Among other things, Sun Tzu, the great Chinese military strategist, wrote about the importance of knowing one’s enemy. In his words: “If you know the enemy and know yourself, you need not fear the result of a hundred battles. If you know yourself but not the enemy, for every victory gained you will also suffer a defeat. If you know neither the enemy nor yourself, you will succumb in every battle.” Following this man of wisdom’s advice, we spent last night’s session discussing the complexity of the Afghan insurgency. Surely, it will help us as we start to assess the coalition’s counterinsurgency strategy next week.
According to Seth Jones, an insurgency is “a political-military campaign by non-state actors who seek to overthrow the government or secede from a country through the use of unconventional – and sometimes conventional – military strategies.” In Western media (and simplistic discourses), the logic of the Afghan insurgency is too often reduced to the simple expression of the struggle between a corrupt government and a radical Islamist movement. Unfortunately, the reality is much more complex than that.

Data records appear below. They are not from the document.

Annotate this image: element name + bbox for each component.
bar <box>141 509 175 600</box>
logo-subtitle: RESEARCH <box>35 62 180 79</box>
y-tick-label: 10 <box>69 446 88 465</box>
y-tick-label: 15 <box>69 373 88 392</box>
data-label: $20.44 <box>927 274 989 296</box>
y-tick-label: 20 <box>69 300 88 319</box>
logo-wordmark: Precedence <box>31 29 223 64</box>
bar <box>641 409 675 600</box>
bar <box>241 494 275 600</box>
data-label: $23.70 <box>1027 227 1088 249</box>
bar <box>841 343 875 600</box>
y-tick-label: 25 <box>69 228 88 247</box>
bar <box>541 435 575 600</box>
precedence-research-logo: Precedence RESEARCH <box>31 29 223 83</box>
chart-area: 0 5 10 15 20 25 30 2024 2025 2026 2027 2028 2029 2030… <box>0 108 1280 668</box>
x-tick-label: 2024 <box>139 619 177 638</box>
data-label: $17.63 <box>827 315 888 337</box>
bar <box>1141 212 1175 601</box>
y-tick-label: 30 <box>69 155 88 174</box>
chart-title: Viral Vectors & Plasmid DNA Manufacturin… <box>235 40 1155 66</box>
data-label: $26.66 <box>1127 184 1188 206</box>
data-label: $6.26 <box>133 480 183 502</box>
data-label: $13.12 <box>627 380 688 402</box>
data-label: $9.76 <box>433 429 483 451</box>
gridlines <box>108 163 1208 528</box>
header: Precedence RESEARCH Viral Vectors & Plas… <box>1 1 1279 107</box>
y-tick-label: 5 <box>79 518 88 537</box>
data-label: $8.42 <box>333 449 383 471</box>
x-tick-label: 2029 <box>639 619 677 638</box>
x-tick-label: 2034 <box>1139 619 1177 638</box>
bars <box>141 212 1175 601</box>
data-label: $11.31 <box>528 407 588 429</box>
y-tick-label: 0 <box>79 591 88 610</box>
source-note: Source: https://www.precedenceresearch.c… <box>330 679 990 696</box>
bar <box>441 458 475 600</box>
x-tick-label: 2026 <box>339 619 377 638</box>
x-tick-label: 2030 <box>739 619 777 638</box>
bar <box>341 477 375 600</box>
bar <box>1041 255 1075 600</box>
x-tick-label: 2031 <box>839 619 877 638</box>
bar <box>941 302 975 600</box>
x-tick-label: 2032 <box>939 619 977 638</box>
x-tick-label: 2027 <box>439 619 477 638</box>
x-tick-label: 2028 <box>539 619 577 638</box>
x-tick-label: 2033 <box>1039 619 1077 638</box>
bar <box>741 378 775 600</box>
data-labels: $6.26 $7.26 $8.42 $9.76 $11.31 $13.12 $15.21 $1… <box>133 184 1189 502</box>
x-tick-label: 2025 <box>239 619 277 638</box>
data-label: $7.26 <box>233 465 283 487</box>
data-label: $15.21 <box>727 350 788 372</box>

First, Al Qaeda is not tantamount to the Taliban. Conceived in the aftermath of 09/11, the Bush doctrine made “no distinction between terrorists and those who knowingly harbor or provide aid to them.” We all understand the foreign policy rationale behind it (whether we agree with it or not). However, failing to acknowledge that Al Qaeda and the Taliban are two very different movements can only lead to a misrepresentation of the situation, and hence to misinformed and misguided policies. Understanding the local dimensions of the war on terror is essential.
Second, local insurgents are not necessarily Taliban. Western media too often fail to distinguish between Gulbuddin Hekmatyar’s Hezb-e Islami, the Haqqani network and the Taliban (not to mention a variety of smaller groups). These movements, or networks, have different international connections, objectives and chains of command.
Finally, the Taliban movement itself is not a monolith. It is a composed of a myriad of fighters and commanders who enjoy different degrees of autonomy vis a vis the Taliban supreme leadership (the Quetta Shurah). Their local legitimacy also varies tremendously and depends on numerous factors (the area in which they operate, the strength of their tribal links, their behavior towards the population, their relationships with village elders, etc.). In Glatzer’s words, the “Taliban is a caravan to which different people attached themselves for various reasons.”
If Afghanistan taught us anything about international intervention, it is that understanding micro political dynamics is essential. They shape the insurgency and the international counterinsurgency effort in a variety of ways. That alone implies that a successful resolution of the conflict would require paying more attention to those local political processes, while putting more emphasis on human intelligence and less on strictly kinetic operations.